Please stop incrementing the classfile version number when there are no format changes

Mon Oct 14 19:55:10 UTC 2019

On Mon, Oct 14, 2019 at 1:26 PM Mike Hearn <mike at plan99.net> wrote:

> software reliably stop working on schedule 'just in case'. ClassGraph is
> commonly used just to locate classes that have an annotation on them after
> all, and as far as a I know all planned format changes would still allow
> this task to be done. Yes, people might annotate new class-like-things such
> as values and confuse old ClassGraphs; that's an ordinary sort of bug and
>

Yes, this is the crux of it.
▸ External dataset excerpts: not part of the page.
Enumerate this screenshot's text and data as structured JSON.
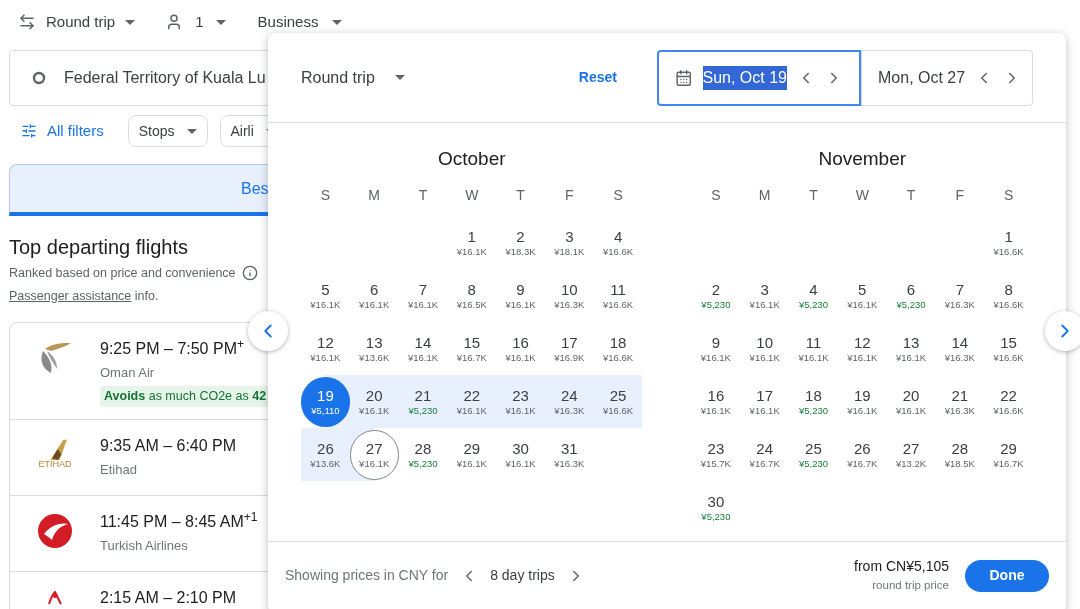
{
  "top_bar": {
    "trip_type": "Round trip",
    "passengers": "1",
    "cabin": "Business"
  },
  "search": {
    "origin": "Federal Territory of Kuala Lu"
  },
  "filters": {
    "all_filters": "All filters",
    "chips": [
      "Stops",
      "Airli"
    ]
  },
  "sort_tab": {
    "label": "Bes",
    "selected": true
  },
  "section": {
    "title": "Top departing flights",
    "subtitle": "Ranked based on price and convenience",
    "assistance_link": "Passenger assistance",
    "assistance_rest": " info."
  },
  "flights": [
    {
      "kind": "wing",
      "times": "9:25 PM – 7:50 PM$^{+}$",
      "airline": "Oman Air",
      "badge": "**Avoids** as much CO2e as **42**"
    },
    {
      "kind": "tail",
      "times": "9:35 AM – 6:40 PM",
      "airline": "Etihad",
      "logo_text": "ETIHAD"
    },
    {
      "kind": "crescent",
      "times": "11:45 PM – 8:45 AM$^{+1}$",
      "airline": "Turkish Airlines"
    },
    {
      "kind": "script",
      "times": "2:15 AM – 2:10 PM"
    }
  ],
  "date_picker": {
    "trip_type": "Round trip",
    "reset": "Reset",
    "depart": {
      "value": "Sun, Oct 19",
      "focused": true
    },
    "return": {
      "value": "Mon, Oct 27",
      "focused": false
    },
    "months": [
      {
        "name": "October",
        "weekdays": [
          "S",
          "M",
          "T",
          "W",
          "T",
          "F",
          "S"
        ],
        "weeks": [
          [
            {
              "kind": "blank"
            },
            {
              "kind": "blank"
            },
            {
              "kind": "blank"
            },
            {
              "day": "1",
              "price": "¥16.1K",
              "low": false,
              "kind": "plain"
            },
            {
              "day": "2",
              "price": "¥18.3K",
              "low": false,
              "kind": "plain"
            },
            {
              "day": "3",
              "price": "¥18.1K",
              "low": false,
              "kind": "plain"
            },
            {
              "day": "4",
              "price": "¥16.6K",
              "low": false,
              "kind": "plain"
            }
          ],
          [
            {
              "day": "5",
              "price": "¥16.1K",
              "low": false,
              "kind": "plain"
            },
            {
              "day": "6",
              "price": "¥16.1K",
              "low": false,
              "kind": "plain"
            },
            {
              "day": "7",
              "price": "¥16.1K",
              "low": false,
              "kind": "plain"
            },
            {
              "day": "8",
              "price": "¥16.5K",
              "low": false,
              "kind": "plain"
            },
            {
              "day": "9",
              "price": "¥16.1K",
              "low": false,
              "kind": "plain"
            },
            {
              "day": "10",
              "price": "¥16.3K",
              "low": false,
              "kind": "plain"
            },
            {
              "day": "11",
              "price": "¥16.6K",
              "low": false,
              "kind": "plain"
            }
          ],
          [
            {
              "day": "12",
              "price": "¥16.1K",
              "low": false,
              "kind": "plain"
            },
            {
              "day": "13",
              "price": "¥13.6K",
              "low": false,
              "kind": "plain"
            },
            {
              "day": "14",
              "price": "¥16.1K",
              "low": false,
              "kind": "plain"
            },
            {
              "day": "15",
              "price": "¥16.7K",
              "low": false,
              "kind": "plain"
            },
            {
              "day": "16",
              "price": "¥16.1K",
              "low": false,
              "kind": "plain"
            },
            {
              "day": "17",
              "price": "¥16.9K",
              "low": false,
              "kind": "plain"
            },
            {
              "day": "18",
              "price": "¥16.6K",
              "low": false,
              "kind": "plain"
            }
          ],
          [
            {
              "day": "19",
              "price": "¥5,110",
              "low": false,
              "kind": "start"
            },
            {
              "day": "20",
              "price": "¥16.1K",
              "low": false,
              "kind": "range"
            },
            {
              "day": "21",
              "price": "¥5,230",
              "low": true,
              "kind": "range"
            },
            {
              "day": "22",
              "price": "¥16.1K",
              "low": false,
              "kind": "range"
            },
            {
              "day": "23",
              "price": "¥16.1K",
              "low": false,
              "kind": "range"
            },
            {
              "day": "24",
              "price": "¥16.3K",
              "low": false,
              "kind": "range"
            },
            {
              "day": "25",
              "price": "¥16.6K",
              "low": false,
              "kind": "range"
            }
          ],
          [
            {
              "day": "26",
              "price": "¥13.6K",
              "low": false,
              "kind": "range"
            },
            {
              "day": "27",
              "price": "¥16.1K",
              "low": false,
              "kind": "end"
            },
            {
              "day": "28",
              "price": "¥5,230",
              "low": true,
              "kind": "plain"
            },
            {
              "day": "29",
              "price": "¥16.1K",
              "low": false,
              "kind": "plain"
            },
            {
              "day": "30",
              "price": "¥16.1K",
              "low": false,
              "kind": "plain"
            },
            {
              "day": "31",
              "price": "¥16.3K",
              "low": false,
              "kind": "plain"
            },
            {
              "kind": "blank"
            }
          ]
        ]
      },
      {
        "name": "November",
        "weekdays": [
          "S",
          "M",
          "T",
          "W",
          "T",
          "F",
          "S"
        ],
        "weeks": [
          [
            {
              "kind": "blank"
            },
            {
              "kind": "blank"
            },
            {
              "kind": "blank"
            },
            {
              "kind": "blank"
            },
            {
              "kind": "blank"
            },
            {
              "kind": "blank"
            },
            {
              "day": "1",
              "price": "¥16.6K",
              "low": false,
              "kind": "plain"
            }
          ],
          [
            {
              "day": "2",
              "price": "¥5,230",
              "low": true,
              "kind": "plain"
            },
            {
              "day": "3",
              "price": "¥16.1K",
              "low": false,
              "kind": "plain"
            },
            {
              "day": "4",
              "price": "¥5,230",
              "low": true,
              "kind": "plain"
            },
            {
              "day": "5",
              "price": "¥16.1K",
              "low": false,
              "kind": "plain"
            },
            {
              "day": "6",
              "price": "¥5,230",
              "low": true,
              "kind": "plain"
            },
            {
              "day": "7",
              "price": "¥16.3K",
              "low": false,
              "kind": "plain"
            },
            {
              "day": "8",
              "price": "¥16.6K",
              "low": false,
              "kind": "plain"
            }
          ],
          [
            {
              "day": "9",
              "price": "¥16.1K",
              "low": false,
              "kind": "plain"
            },
            {
              "day": "10",
              "price": "¥16.1K",
              "low": false,
              "kind": "plain"
            },
            {
              "day": "11",
              "price": "¥16.1K",
              "low": false,
              "kind": "plain"
            },
            {
              "day": "12",
              "price": "¥16.1K",
              "low": false,
              "kind": "plain"
            },
            {
              "day": "13",
              "price": "¥16.1K",
              "low": false,
              "kind": "plain"
            },
            {
              "day": "14",
              "price": "¥16.3K",
              "low": false,
              "kind": "plain"
            },
            {
              "day": "15",
              "price": "¥16.6K",
              "low": false,
              "kind": "plain"
            }
          ],
          [
            {
              "day": "16",
              "price": "¥16.1K",
              "low": false,
              "kind": "plain"
            },
            {
              "day": "17",
              "price": "¥16.1K",
              "low": false,
              "kind": "plain"
            },
            {
              "day": "18",
              "price": "¥5,230",
              "low": true,
              "kind": "plain"
            },
            {
              "day": "19",
              "price": "¥16.1K",
              "low": false,
              "kind": "plain"
            },
            {
              "day": "20",
              "price": "¥16.1K",
              "low": false,
              "kind": "plain"
            },
            {
              "day": "21",
              "price": "¥16.3K",
              "low": false,
              "kind": "plain"
            },
            {
              "day": "22",
              "price": "¥16.6K",
              "low": false,
              "kind": "plain"
            }
          ],
          [
            {
              "day": "23",
              "price": "¥15.7K",
              "low": false,
              "kind": "plain"
            },
            {
              "day": "24",
              "price": "¥16.7K",
              "low": false,
              "kind": "plain"
            },
            {
              "day": "25",
              "price": "¥5,230",
              "low": true,
              "kind": "plain"
            },
            {
              "day": "26",
              "price": "¥16.7K",
              "low": false,
              "kind": "plain"
            },
            {
              "day": "27",
              "price": "¥13.2K",
              "low": false,
              "kind": "plain"
            },
            {
              "day": "28",
              "price": "¥18.5K",
              "low": false,
              "kind": "plain"
            },
            {
              "day": "29",
              "price": "¥16.7K",
              "low": false,
              "kind": "plain"
            }
          ],
          [
            {
              "day": "30",
              "price": "¥5,230",
              "low": true,
              "kind": "plain"
            },
            {
              "kind": "blank"
            },
            {
              "kind": "blank"
            },
            {
              "kind": "blank"
            },
            {
              "kind": "blank"
            },
            {
              "kind": "blank"
            },
            {
              "kind": "blank"
            }
          ]
        ]
      }
    ],
    "footer": {
      "currency_note": "Showing prices in CNY for",
      "trip_length": "8 day trips",
      "from_price": "from CN¥5,105",
      "price_note": "round trip price",
      "done": "Done"
    }
  }
}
Brian's claims are all correct and unarguable
from a purist point of view; however, most people cannot afford to operate
in the realm of purism because of the realities of the JVM ecosystem.

99% of classfile parsing is for only one of the following two usecases:

(1) Locating classes, fields, or methods, that have a specific annotation.
(2) Locating subclasses of a given class, or classes that implement a given
interface.

The JDK *does not help* people with either of these needs, therefore
libraries like ClassGraph have been created to provide these functions.
ClassGraph does a lot more than this, but few users do anything more
advanced than this. (The main reason ClassGraph is often picked these days
over some other library is because it robustly supports classpath and
module path scanning across the extreme mess of different classpath /
module path specification mechanisms, something that the JVM also does not
help programmers come to grips with:
https://github.com/classgraph/classgraph/wiki/Classpath-Specification-Mechanisms
 )

And here is the critical point: Programmers who need these capabilities
*simply need these functionalities to keep working, period* -- they don't
care what other exotic features the JVM might choose to add ("nest mates"?
How did that term even get rubberstamped?) -- they just need to find their
classes, fields or methods using annotations, superclasses or interfaces,
*and they need this to never break*. They don't plan to change their whole
codebase to make use of entirely new paradigms that would break the way the
old code works.

This is where the numbers Brian gave are so out of touch with reality:

And have also been three versions (5, 7, and 11) that added new _constant
> pool forms_.  That’s almost 25%!  Not rare at all.  (If your website failed
> on 25% of requests, you’d not get away with calling that “rare failures”,
> you’d be out of business.)

We're coming up on 24 years since Java's initial 1.0 release. So three
breakages in 24 years that would break any scanner (like ClassGraph) that
ignores the classfile version number averages out to one breakage (due to
constant pool changes) every 8 years. (I previously asserted this might
happen once every 10 years.) But 24 years from now, assuming the 6 month
cadence continues, any library that simply throws an exception when it
encounters a new classfile version number (as Brian has suggested is the
only reasonable thing to do) leads to one breakage every 6 months, or (24 *
2 + 1) = 45 breakages over the same period. What Brian has proposed would
lead to breakage 45 / 8 = 5.625x as often on average. So you'd be "out of
business" 5.625x faster if you followed this suggestion and simply balked
at new version numbers.

I stand by my assertion that it is completely reasonable, even desirable,
for a library to parse only the subset of a classfile that it understands,
and ignore everything else, with the understanding that when things do
break, you get to keep the pieces (and the library maintainers must take
responsibility to fix their library and push out a new version when that
does happen). Even the method and field attributes part of the classfile
spec is designed with exactly this in mind: you just skip attributes you're
not interested in. I think it is very shortsighted to outright reject
making a small update to the classfile format to enable this sort of
selective parsing for the entire classfile. But I have said all I think I
can say on the issue.

Mike's point about only bumping the version number for semantic changes is
orthogonal to my request for "subset-parseability", but I also think this
is an entirely reasonable request to make, and a sensible suggestion, in
order to reduce the frequency of breakage for libraries like ASM that must
parse 100% of a classfile in a semantically correct way, so must throw an
exception for unknown classfile formats.